Overview of cash transfer schemes for women
| State | Scheme | Outlay (Rs crore) | % of State Revenue ex-borrowings |
| Maharashtra | Mukhyamantri Majhi Ladki Bahin Yojana | 36,000 | 7 |
| Karnataka | Gruha Lakshmi Scheme | 28,608 | 10 |
| Madhya Pradesh | Ladli Behna Yojana | 18,984 | 7 |
| Odisha | Subhadra Yojana | 10,145 | 5 |
| West Bengal | Lakshmir Bhandar | 26,000 | 10 |
| Tamil Nadu | Kalaignar Magalir Urimai Thittam | 13,720 | 4.5 |
| Jharkhand | Mukhyamantri Maiya Samman Yojana | 12,000 | 10 |
| Haryana | Laado Laxmi Yojana (Proposed) | 10,000 | 8 |
| Chhattisgarh | Mahtari Vandan Yojana | 3,000 | 2.5 |
| Delhi | Mahila Samridhi Yojana | 5,100 | 7.5 |
Also, the overall largesse’ misdirection amplifies the peril. Picture this: In Delhi, A couple—both retired government servants with hefty pensions and parents of a Singapore-based hedge fund manager worth $20 million—enjoy free power, a perk meant for the needy. In Bangalore, a tech couple earning Rs 2 crore annually exploits free power across their three-storeyed home’s separate meters. There are hundreds of thousands of such cases in every state draining resources and undermining the schemes’ intent.
A flawed bargain
Ahead of the upcoming state elections in Bihar, the RJD leader Tejaswi Yadav has already promised a monthly cash transfer of Rs 2,500, which is 50 percent of the state’s per capita income. The sociopolitical contract fuelling this war for votes mirrors a flawed bargain. States promise empowerment, banking on votes, as all political parties did, but create dependency traps, much like Rome’s grain dole. Inflation, fuelled by cash injections without supply-side growth, looms as a second-order blow, eroding purchasing power.
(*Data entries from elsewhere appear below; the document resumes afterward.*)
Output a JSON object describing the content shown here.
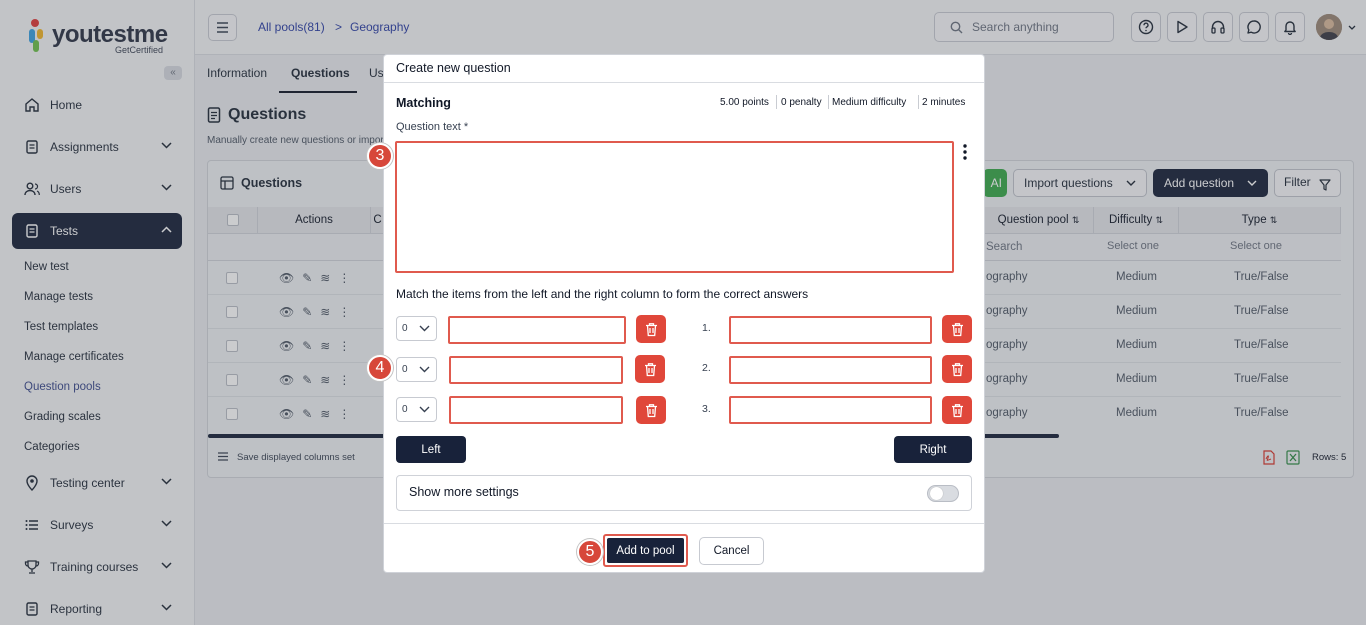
{
  "brand": {
    "name": "youtestme",
    "tagline": "GetCertified",
    "logo_colors": [
      "#e03a3a",
      "#3aa0e0",
      "#f0b429",
      "#6cc04a"
    ]
  },
  "sidebar": {
    "collapse_icon": "«",
    "items": [
      {
        "label": "Home"
      },
      {
        "label": "Assignments"
      },
      {
        "label": "Users"
      },
      {
        "label": "Tests"
      },
      {
        "label": "Testing center"
      },
      {
        "label": "Surveys"
      },
      {
        "label": "Training courses"
      },
      {
        "label": "Reporting"
      }
    ],
    "sub_items": [
      {
        "label": "New test"
      },
      {
        "label": "Manage tests"
      },
      {
        "label": "Test templates"
      },
      {
        "label": "Manage certificates"
      },
      {
        "label": "Question pools"
      },
      {
        "label": "Grading scales"
      },
      {
        "label": "Categories"
      }
    ]
  },
  "topbar": {
    "crumb_root": "All pools(81)",
    "crumb_sep": ">",
    "crumb_current": "Geography",
    "search_placeholder": "Search anything"
  },
  "page": {
    "tabs": [
      {
        "label": "Information"
      },
      {
        "label": "Questions"
      },
      {
        "label": "Us"
      }
    ],
    "title": "Questions",
    "description": "Manually create new questions or import t",
    "panel_title": "Questions",
    "ai_label": "AI",
    "import_label": "Import questions",
    "add_label": "Add question",
    "filter_label": "Filter",
    "columns": {
      "actions": "Actions",
      "c": "C",
      "pool": "Question pool",
      "difficulty": "Difficulty",
      "type": "Type"
    },
    "filters": {
      "pool": "Search",
      "difficulty": "Select one",
      "type": "Select one"
    },
    "rows": [
      {
        "pool": "ography",
        "difficulty": "Medium",
        "type": "True/False"
      },
      {
        "pool": "ography",
        "difficulty": "Medium",
        "type": "True/False"
      },
      {
        "pool": "ography",
        "difficulty": "Medium",
        "type": "True/False"
      },
      {
        "pool": "ography",
        "difficulty": "Medium",
        "type": "True/False"
      },
      {
        "pool": "ography",
        "difficulty": "Medium",
        "type": "True/False"
      }
    ],
    "save_columns": "Save displayed columns set",
    "rows_count": "Rows: 5"
  },
  "modal": {
    "title": "Create new question",
    "type": "Matching",
    "meta": {
      "points": "5.00 points",
      "penalty": "0 penalty",
      "difficulty": "Medium difficulty",
      "time": "2 minutes"
    },
    "question_label": "Question text *",
    "match_label": "Match the items from the left and the right column to form the correct answers",
    "pairs": [
      {
        "select": "0",
        "num": "1."
      },
      {
        "select": "0",
        "num": "2."
      },
      {
        "select": "0",
        "num": "3."
      }
    ],
    "left_label": "Left",
    "right_label": "Right",
    "more_settings": "Show more settings",
    "more_settings_on": false,
    "add_label": "Add to pool",
    "cancel_label": "Cancel"
  },
  "badges": {
    "b3": "3",
    "b4": "4",
    "b5": "5"
  },
  "colors": {
    "accent_dark": "#18223a",
    "highlight_red": "#e05a4e",
    "delete_red": "#e0473a",
    "link_blue": "#2c3fa5"
  }
}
Such schemes, while noble, outstrip India’s fiscal capacity, diverting funds from initiatives for sustainable economic growth. As the Nobel laureate Paul Samuelson famously said, “Good intentions do not guarantee good results.”
Change is in the air
A counteroffensive is both possible and urgently needed. Political attitudes in states are also slightly shifting. Telangana CM Revanth Reddy recently called for a nationwide discussion on the feasibility of welfare guarantees. An urgent regulation is needed to curb reckless pre-election promises by political parties. States also need to cap such freebies at some single digit percentage of revenue ex-borrowings phasing them out as incomes rise, unlike Rome’s endless dole. The RBI’s 2022 fiscal guidelines urge restraint, and the 2025 Union Budget’s 56.1 percent debt-to-GDP target by 2026-27 offers a blueprint. The central government imposing borrowing limits on states helps.
Every rupee spent on these populist schemes has an opportunity cost—it could have been used for infrastructure, education, or healthcare, investments that yield long-term economic dividends. Rome fell, Greece buckled, and Sri Lanka collapsed - not merely because of debt but because of how they chose to spend it. This battle, fought in state budgets, may define India’s economic future. Pragmatism must take precedence, or unchecked populist measures in states will severely undermine the march towards Viksit Bharat 2047.
(Athan Joshi is a Sophomore at Los Altos High School with interest in politics, economics and business.)
Views are personal and do not represent the stand of this publication.